The stock market has been choppy in the past week, as investors worried about selling in commodities and weaker economic reports in the U.S. and around the world. The Dow lost 81 to 14,537, and the S&P was off 10 at 1541. The market has seen a fair amount of technical damage in a week that so far has the Dow down 2.2 percent and the S&P down nearly three percent.
(Read More: Pullback Puts Market Nowhere After 13 Years)
The S&P closed below its 50-day moving average (1543) Thursday. "It's the first time we've experienced that this year. It probably will create some selling pressure," said Adams.
What to Watch
McDonald's is expected to see earnings per share growth of three percent, to $1.27, and revenues increase by one percent to $6.59 billion, according to Thomson Reuters.
GE is expected to earn $0.35 per share, an increase of two percent on revenues of $34.5 billion, down two percent. GE is the former parent of NBC Universal.

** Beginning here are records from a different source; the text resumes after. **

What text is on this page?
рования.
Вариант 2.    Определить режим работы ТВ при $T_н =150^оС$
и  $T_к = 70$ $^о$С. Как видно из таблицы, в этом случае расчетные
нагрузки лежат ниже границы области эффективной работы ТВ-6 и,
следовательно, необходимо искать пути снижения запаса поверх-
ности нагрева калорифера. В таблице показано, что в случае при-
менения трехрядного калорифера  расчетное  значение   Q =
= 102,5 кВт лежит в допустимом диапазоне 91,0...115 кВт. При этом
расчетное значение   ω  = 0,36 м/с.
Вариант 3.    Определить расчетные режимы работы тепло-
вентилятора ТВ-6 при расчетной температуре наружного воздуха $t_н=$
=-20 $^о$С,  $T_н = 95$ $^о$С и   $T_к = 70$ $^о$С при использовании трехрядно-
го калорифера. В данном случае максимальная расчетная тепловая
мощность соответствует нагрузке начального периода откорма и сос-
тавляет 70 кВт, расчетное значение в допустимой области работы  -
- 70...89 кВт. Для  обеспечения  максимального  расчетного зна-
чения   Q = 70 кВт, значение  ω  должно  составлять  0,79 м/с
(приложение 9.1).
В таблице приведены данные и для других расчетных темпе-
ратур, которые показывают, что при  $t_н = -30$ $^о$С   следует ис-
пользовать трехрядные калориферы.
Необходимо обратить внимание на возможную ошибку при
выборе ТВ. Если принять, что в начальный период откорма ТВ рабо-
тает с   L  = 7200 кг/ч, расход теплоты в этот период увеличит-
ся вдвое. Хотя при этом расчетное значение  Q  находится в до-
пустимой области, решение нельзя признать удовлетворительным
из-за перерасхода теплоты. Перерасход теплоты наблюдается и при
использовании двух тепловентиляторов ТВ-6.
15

Both companies report before the opening bell.
Other companies reporting earnings before the open include SAP, Baker Hughes, Schlumberger, Genuine Parts, Honeywell, Interpublic, Kansas City Southern, Kimberly-Clark, State Street, Under Armour and Rockwell Collins.
SeaWorld shares begin trading on the NYSE, under the symbol SEAS Friday. The IPO priced at $27 Thursday, the high end of its expected range.
The G-20 winds down its meeting, and the International Monetary Fund and World Bank hold their spring meeting in Washington. Treasury Secretary Jacob Lew speaks to the IMF at 5:15 p.m. ET.
(Read More: What the G20 Need to Talk About This Week)
Federal Reserve Gov. Jeremy Stein speaks on the economy at 8 a.m. in Charlotte, N.C. at the Richmond Fed Credit Markets Symposium.
There is no economic data Friday.
Treasury prices rose Thursday, after more disappointing data came from the Philadelphia Fed, which said its business activity index fell to 1.3 in April from 2.0 in March. Weekly jobless claims, however, were roughly in line at 352,000, a gain of 4,000.
(Read More: Steady as It Goes for Jobless Claims Picture)
MKM economist and strategist Michael Darda said despite all the worry and stock market sell off, there's not much evidence of a tightening of liquidity conditions.
"With commodity prices slumping, investors are understandably worried about global growth. There's also concern that Q1 earnings season is shaping up to be a dud. The combination has led to sharp selloff in emerging market equities and a much-anticipated pullback in U.S. stocks," Darda wrote in a note. "…The most important macro indicator released today (in our view) was jobless claims, which have been (inversely) correlated to the equity market and remain in a moderate descent on a year-to-year basis, consistent with a gradually improving labor market and ongoing business cycle recovery. Pullbacks will come and go, but this business cycle still has legs in our view."
The 10-year yield fell to 1.68 percent. The prices of Treasurys designed to protect investors from inflation fell sharply Thursday, after a weak auction. Yields on the 5-year TIPS hit their highest level since January after investors showed lackluster interest in an $18 billion auction.